Bowie connait très bien le célèbre studio résidence, depuis les sessions de Pin-Ups. Sur place, après un appel de Corinne Schwab, l’incontournable compagne, c’est Laurent Thibault, jadis bassiste de Magma, désormais responsable du studio fondé par Michel Magne, qui se charge d’accueillir ce beau monde. Méconnaissable sous sa casquette, Bowie débarque un soir avec son ami Jimmy, aux cheveux blonds décolorés, avant de faire une roue dans la pièce, marquant ainsi son choix : « C’est le meilleur studio de rock’n’roll du monde !« … puis de disparaître soudainement au bout de quelques minutes… Quelques jours plus tard, Bowie retrouve Thibault autour d’une platine jouant un disque de Magma, Mekanïk Destruktïẁ Kommandöh, avant de lui asséner un monologue un brin sentencieux sur l’œuvre de Christian Vander : « un cours de Bowie sur le bien et le pas bien », selon le Français, un peu étourdi par le flux de paroles de la star… Les deux hommes passent ensuite dix heures de la nuit à discuter en écoutant Neu!, Oum Khalsoum, Alabama Song et des chants bulgares. en évoquant Alain Kan au passage. Thibault prête d’ailleurs à Bowie des disques du chanteur disparu, sans jamais les revoir… A l’issue de cette conversation, dans un flux électrique, Bowie annonce sa décision d’enregistrer sur place le premier album solo d’Iggy.

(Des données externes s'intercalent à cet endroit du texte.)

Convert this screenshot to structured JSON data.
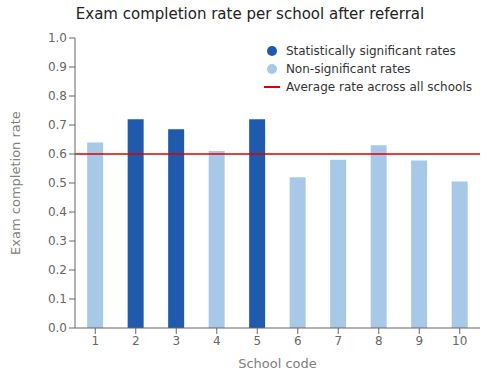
{
  "chart_data": {
    "type": "bar",
    "title": "Exam completion rate per school after referral",
    "xlabel": "School code",
    "ylabel": "Exam completion rate",
    "categories": [
      "1",
      "2",
      "3",
      "4",
      "5",
      "6",
      "7",
      "8",
      "9",
      "10"
    ],
    "series": [
      {
        "name": "Statistically significant rates",
        "type": "bar",
        "color": "#1f5aad",
        "marker": "circle",
        "values": [
          null,
          0.72,
          0.685,
          null,
          0.72,
          null,
          null,
          null,
          null,
          null
        ]
      },
      {
        "name": "Non-significant rates",
        "type": "bar",
        "color": "#a8c8e8",
        "marker": "circle",
        "values": [
          0.64,
          null,
          null,
          0.61,
          null,
          0.52,
          0.58,
          0.63,
          0.578,
          0.505
        ]
      },
      {
        "name": "Average rate across all schools",
        "type": "hline",
        "color": "#dd0000",
        "value": 0.6
      }
    ],
    "ylim": [
      0.0,
      1.0
    ],
    "yticks": [
      {
        "value": 0,
        "label": "0.0"
      },
      0.1,
      0.2,
      0.3,
      0.4,
      0.5,
      0.6,
      0.7,
      0.8,
      0.9,
      {
        "value": 1,
        "label": "1.0"
      }
    ],
    "grid": false,
    "legend": "upper right"
  }
}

A Hérouville, les journées se passent sous la chaleur écrasante de l’été 1976. Tandis que David descend de nombreuses bières et grille ses fameuses Gitanes (il adore le design du paquet), Jimmy entretient sa forme par une course dans le parc et d’autres exercices sportifs… Iggy se souvient même d’une scène révélatrice lors d’une partie de ping-pong. Pour tuer le temps, Bowie l’invite à jouer de la raquette. Manquant de coordination, l’Iguane peine au début à renvoyer la balle avant de finalement battre son ami à l’aise plusieurs fois de suite, se surprenant même de sa victoire : « Tu sais, mec, c’est vraiment bizarre, j’ai toujours été nul à ce jeu et maintenant j’arrive à jouer« … Bowie lui répondit alors d’une voix d’une très grande douceur : « Eh bien Jim, c’est probablement parce que tu te sens mieux avec toi-même« … L’instant frappa beaucoup Iggy comme un moment de vérité, ce détail qui en dévoile beaucoup de leur relation singulière. Bien plus tard, l’Américain raconta son amitié pour Bowie, un mec très malin et fort talentueux selon lui, à la recherche d’un exutoire à sa créativité débordante, tentant des expériences de traverse, pour cheminer vers son prochain album : « Mais je n’ai jamais ressenti de concurrence, cela n’avait aucun sens. Il allait toujours gagner. » Et s’il remet Iggy sur les rails, ce fauve rock qui le fascine tant (Z…iggy), Bowie recherche un nouveau son, selon sa fameuse ligne de conduite : faire des choses que personne ne fait, chercher à se distinguer de toutes les manières possibles. Sans cesse à l’affut de l’originalité, ce cloneur frénétique vise la réalisation d’un hybride singulier, à la fois européen par les mélodies, tout comme son romantisme, et américain par la rythmique, un mélange de musique noire et d’électronique aussi. Sinon, David ne tenta plus jamais de jouer au ping-pong avec son camarade qui venait de lui infliger une raclée… l’amitié a ses limites, tout de même !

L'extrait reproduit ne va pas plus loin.